Now, there are hundreds of articles out there with titles like “Do you have the mind of an entrepreneur?” and “Is starting your own business right for you?”  This isn’t like that.  There’s no personality quiz here, nor checklist of character traits.  This is because…

A.)  Those articles frequently aren’t very realistic.  Personality quizzes don’t work because not all businesses require the same personality.  Checklists don’t work because everyone thinks they are “reliable” or “able to think outside the box”.

B.)  We’re numbers people.  Numbers don’t lie, and neither do we.  So we’re going to skip the fluff and go straight to the tough financial questions you need answered before you start your own business.

What is your break-even point?

Of course, there are lots of accounting questions regarding business entities, expenses, profit-margins, etc., but this is really the big one.  How much do you need in sales before you are making money instead of losing it?

You’d be surprised at how many people we meet who do not have this question answered, though almost everything hinges on it.  It really is necessary to know your break-even point because it ties your financials together and paints a clear goal.  Because, isolated from each other, numbers can be deceiving.  For instance, $100,000 in sales may look like a great success, until you compare it against $150,000 in expenses.  Likewise, even if you keep expenses low, if your sales are lower, you are still operating at a loss.  Knowing your break-even point lets you know exactly what your target is.

How long can you run in the red?

In a perfect world, every business would be instantly profitable.  Obviously, we don’t live in a perfect world.  And, in our imperfect world, most new businesses take some time to hit their stride.

Early failure is, in some ways, a natural part of a new business.  When you’re the new leader of a new company, it’s a bit like going from playing a sport to coaching it.  Even if you’re a professional, the strategies that worked for you as an individual might not work on a larger scale, and you have additional responsibilities piled on you as well.  Initial setbacks are to be expected.

“The most important thing for entrepreneurs is not to be put off by failure.”  –  Sir Richard Branson  (Source.)

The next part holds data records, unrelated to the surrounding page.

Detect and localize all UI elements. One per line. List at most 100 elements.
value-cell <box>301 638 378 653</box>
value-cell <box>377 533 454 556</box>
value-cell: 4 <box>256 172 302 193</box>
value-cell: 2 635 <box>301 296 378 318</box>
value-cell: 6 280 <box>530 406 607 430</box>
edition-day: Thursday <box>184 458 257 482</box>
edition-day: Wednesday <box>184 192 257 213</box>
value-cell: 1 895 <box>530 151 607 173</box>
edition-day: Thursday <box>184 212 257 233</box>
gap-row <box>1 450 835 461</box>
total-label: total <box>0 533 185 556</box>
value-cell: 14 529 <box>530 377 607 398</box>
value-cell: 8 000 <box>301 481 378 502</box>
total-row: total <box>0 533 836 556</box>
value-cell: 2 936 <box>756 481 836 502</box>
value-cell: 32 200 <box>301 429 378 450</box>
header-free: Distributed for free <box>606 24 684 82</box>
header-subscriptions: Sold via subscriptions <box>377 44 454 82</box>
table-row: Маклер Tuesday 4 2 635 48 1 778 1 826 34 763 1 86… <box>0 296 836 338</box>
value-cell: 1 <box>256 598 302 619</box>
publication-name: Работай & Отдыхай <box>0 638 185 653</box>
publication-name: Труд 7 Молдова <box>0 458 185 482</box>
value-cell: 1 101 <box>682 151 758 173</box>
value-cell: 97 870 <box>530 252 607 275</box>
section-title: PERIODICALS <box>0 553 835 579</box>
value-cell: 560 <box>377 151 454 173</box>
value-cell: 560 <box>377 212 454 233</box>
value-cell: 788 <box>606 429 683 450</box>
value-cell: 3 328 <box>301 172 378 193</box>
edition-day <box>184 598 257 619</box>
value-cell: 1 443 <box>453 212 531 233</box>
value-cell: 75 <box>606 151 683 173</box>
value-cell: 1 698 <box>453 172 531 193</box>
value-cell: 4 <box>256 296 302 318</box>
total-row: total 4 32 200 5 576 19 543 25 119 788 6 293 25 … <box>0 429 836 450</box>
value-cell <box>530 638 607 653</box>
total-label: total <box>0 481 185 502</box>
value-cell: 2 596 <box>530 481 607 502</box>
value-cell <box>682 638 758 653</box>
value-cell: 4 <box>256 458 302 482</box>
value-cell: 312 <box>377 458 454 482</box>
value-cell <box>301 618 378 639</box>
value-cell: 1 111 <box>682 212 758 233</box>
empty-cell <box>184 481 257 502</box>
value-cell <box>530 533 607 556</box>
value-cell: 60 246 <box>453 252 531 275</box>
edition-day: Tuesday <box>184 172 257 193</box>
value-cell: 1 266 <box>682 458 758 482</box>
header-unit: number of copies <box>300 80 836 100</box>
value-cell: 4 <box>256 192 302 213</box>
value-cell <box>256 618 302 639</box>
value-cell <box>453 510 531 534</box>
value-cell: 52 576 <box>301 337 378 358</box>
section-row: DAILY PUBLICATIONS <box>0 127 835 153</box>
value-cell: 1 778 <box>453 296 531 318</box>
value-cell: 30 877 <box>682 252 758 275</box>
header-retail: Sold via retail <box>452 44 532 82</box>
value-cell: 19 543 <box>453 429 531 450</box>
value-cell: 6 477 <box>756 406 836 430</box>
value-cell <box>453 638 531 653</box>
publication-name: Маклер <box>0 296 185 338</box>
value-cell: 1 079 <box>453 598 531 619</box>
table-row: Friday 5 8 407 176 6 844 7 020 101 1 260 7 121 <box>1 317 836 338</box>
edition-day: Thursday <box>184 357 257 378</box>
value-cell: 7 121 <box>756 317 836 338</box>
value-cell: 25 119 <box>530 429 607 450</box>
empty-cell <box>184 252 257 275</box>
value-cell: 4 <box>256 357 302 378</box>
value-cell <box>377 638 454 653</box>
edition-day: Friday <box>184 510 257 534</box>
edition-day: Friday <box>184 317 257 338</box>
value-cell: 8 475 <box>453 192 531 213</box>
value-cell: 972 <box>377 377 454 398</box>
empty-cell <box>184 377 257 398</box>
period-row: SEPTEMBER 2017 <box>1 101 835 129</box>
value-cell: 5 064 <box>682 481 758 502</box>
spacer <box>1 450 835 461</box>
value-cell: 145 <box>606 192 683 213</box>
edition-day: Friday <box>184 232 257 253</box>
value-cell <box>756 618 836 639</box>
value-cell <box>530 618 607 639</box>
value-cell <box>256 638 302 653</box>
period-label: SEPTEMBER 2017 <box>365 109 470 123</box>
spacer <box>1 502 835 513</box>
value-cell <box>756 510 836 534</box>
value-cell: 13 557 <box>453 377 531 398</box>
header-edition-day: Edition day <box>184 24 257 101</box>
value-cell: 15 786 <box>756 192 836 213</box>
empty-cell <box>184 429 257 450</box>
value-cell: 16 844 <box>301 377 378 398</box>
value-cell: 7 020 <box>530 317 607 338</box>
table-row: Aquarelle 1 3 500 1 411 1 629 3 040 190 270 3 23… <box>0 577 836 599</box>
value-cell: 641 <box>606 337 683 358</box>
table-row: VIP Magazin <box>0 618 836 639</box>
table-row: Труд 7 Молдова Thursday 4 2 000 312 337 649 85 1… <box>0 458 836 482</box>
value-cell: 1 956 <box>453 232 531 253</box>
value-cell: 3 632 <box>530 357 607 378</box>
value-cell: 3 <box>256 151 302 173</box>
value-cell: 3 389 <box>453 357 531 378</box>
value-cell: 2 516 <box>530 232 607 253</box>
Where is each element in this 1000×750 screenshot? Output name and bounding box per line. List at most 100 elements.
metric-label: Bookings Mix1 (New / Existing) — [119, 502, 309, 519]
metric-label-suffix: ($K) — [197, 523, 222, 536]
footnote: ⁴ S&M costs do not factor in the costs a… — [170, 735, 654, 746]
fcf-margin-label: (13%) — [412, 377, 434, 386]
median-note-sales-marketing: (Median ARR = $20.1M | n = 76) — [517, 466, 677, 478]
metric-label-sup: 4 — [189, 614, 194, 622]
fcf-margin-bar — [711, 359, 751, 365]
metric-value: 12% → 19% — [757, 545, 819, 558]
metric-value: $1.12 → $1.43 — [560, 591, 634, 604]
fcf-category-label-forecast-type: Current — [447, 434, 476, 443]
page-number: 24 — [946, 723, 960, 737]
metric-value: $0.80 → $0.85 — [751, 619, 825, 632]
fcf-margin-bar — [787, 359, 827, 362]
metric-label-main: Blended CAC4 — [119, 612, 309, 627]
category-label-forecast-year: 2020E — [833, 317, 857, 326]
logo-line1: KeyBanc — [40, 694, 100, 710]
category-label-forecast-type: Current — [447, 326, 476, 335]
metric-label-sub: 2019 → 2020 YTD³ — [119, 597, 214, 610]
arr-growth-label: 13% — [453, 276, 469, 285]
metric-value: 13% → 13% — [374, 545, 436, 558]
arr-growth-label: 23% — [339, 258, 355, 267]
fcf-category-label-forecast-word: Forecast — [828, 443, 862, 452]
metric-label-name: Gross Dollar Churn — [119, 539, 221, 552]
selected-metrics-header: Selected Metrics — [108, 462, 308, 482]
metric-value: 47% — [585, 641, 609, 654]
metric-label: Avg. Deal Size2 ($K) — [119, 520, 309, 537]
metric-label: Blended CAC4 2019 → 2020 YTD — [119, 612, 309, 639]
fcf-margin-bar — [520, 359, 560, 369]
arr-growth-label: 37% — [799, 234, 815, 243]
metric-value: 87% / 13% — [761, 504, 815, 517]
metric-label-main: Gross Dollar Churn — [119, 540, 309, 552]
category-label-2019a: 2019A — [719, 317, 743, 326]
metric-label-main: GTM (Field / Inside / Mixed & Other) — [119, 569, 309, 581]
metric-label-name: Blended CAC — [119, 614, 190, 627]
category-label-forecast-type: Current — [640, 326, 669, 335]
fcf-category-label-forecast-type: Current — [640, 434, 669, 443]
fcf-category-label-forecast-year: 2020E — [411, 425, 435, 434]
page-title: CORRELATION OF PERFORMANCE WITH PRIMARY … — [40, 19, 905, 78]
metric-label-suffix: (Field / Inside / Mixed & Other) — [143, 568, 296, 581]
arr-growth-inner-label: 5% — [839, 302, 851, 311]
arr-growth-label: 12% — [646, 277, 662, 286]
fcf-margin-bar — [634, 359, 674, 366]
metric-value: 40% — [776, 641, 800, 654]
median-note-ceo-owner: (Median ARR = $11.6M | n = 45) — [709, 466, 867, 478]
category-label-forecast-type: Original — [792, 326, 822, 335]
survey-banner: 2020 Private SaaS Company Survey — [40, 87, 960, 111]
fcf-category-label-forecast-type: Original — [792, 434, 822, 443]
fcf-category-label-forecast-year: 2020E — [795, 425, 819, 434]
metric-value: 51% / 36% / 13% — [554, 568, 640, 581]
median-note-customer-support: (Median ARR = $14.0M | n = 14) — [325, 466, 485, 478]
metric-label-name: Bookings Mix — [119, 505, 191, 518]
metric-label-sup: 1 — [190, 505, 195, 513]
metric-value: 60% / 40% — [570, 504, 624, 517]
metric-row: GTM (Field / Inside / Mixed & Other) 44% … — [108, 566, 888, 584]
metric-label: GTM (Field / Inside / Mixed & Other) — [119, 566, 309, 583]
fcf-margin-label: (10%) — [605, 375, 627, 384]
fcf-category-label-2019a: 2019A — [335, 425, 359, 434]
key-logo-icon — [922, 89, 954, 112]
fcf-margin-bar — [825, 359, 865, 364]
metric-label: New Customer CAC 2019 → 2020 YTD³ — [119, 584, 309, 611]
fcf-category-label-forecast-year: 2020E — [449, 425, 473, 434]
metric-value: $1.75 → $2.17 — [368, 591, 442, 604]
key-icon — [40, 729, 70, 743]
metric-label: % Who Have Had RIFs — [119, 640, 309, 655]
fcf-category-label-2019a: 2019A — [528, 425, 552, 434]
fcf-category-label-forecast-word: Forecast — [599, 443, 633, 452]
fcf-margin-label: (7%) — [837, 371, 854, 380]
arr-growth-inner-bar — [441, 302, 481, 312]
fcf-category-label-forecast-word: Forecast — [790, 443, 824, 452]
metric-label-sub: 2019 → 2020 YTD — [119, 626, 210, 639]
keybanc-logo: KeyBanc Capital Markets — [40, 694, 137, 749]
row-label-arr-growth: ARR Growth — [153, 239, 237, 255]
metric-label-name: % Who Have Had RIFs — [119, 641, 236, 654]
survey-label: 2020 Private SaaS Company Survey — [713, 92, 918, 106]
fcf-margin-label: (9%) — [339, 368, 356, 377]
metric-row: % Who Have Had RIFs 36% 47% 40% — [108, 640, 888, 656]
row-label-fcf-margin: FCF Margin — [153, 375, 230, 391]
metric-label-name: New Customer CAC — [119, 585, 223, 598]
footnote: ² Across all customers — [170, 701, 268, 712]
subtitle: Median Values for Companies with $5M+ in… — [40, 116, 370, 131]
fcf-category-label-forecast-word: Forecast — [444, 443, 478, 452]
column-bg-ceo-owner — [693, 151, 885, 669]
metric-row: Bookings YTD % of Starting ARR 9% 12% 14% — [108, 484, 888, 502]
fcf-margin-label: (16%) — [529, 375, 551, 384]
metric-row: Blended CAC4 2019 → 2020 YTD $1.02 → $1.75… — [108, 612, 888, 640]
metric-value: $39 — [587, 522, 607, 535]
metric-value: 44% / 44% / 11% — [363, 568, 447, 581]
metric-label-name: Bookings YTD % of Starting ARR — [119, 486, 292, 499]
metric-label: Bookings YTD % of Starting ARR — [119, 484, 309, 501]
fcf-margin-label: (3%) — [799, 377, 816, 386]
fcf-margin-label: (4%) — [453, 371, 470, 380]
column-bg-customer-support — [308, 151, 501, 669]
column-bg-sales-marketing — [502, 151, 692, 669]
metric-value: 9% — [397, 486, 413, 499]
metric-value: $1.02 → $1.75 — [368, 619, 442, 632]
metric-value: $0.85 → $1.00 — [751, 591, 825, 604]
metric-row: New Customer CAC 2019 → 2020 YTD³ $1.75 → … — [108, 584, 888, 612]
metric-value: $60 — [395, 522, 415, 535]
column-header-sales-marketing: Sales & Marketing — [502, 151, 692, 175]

That’s not to say everything is doom and gloom, however.  Many new businesses do go on to long-term success.  However, new businesses owners have to be realistic and be prepared to deal with and mitigate some degree of failure early on.

This is why it is so very important to know how long your company can run at a loss.  Too many new business owners, clouded by the dream of their assured success, expand too aggressively and wake up one day to find their capital is gone.  Knowing in advance, “I can operate at x loss for y months,” can help you set goals, know when to cut back and, in general, prepare for the unexpected.  (And with a new business, the unexpected is inevitable.)

What‘s your exit strategy?

In fact, according to data strategist Thomas Thurston, somewhere between 70%-80% new small businesses fail within their first 10 years.  (Source.)  That leaves, at best, a long-term success rate of less than a third.  And, according to the SBA (Small Business Administration), 552,600 new businesses opened in 2009, but, that same year, 660,900 closed.  (Source.)

Obviously, losing a business is hard, but not being prepared can make it even harder.  For example, something as seemingly simple as how you register your business entity can affect whether your personal assets are at risk in the event of a closure.

Now, hang on, because we’re getting to the bright side.  Maybe you’re going to leave your business because it’s so successful.  You want to cash-in, leave behind the stress of running the show, and go retire to an island.  Well, you still need an exit strategy for that.  How you set your business up in the early days can affect how much reward you get for the years of work and risk you invested in it.

In fact, we frequently advise our clients to always, regardless of their long-term plans, keep their books as clean as though they were planning on selling the company.  As we mentioned in the previous point, life, inevitably, happens, but the unexpected is much easier to weather with pristine financials.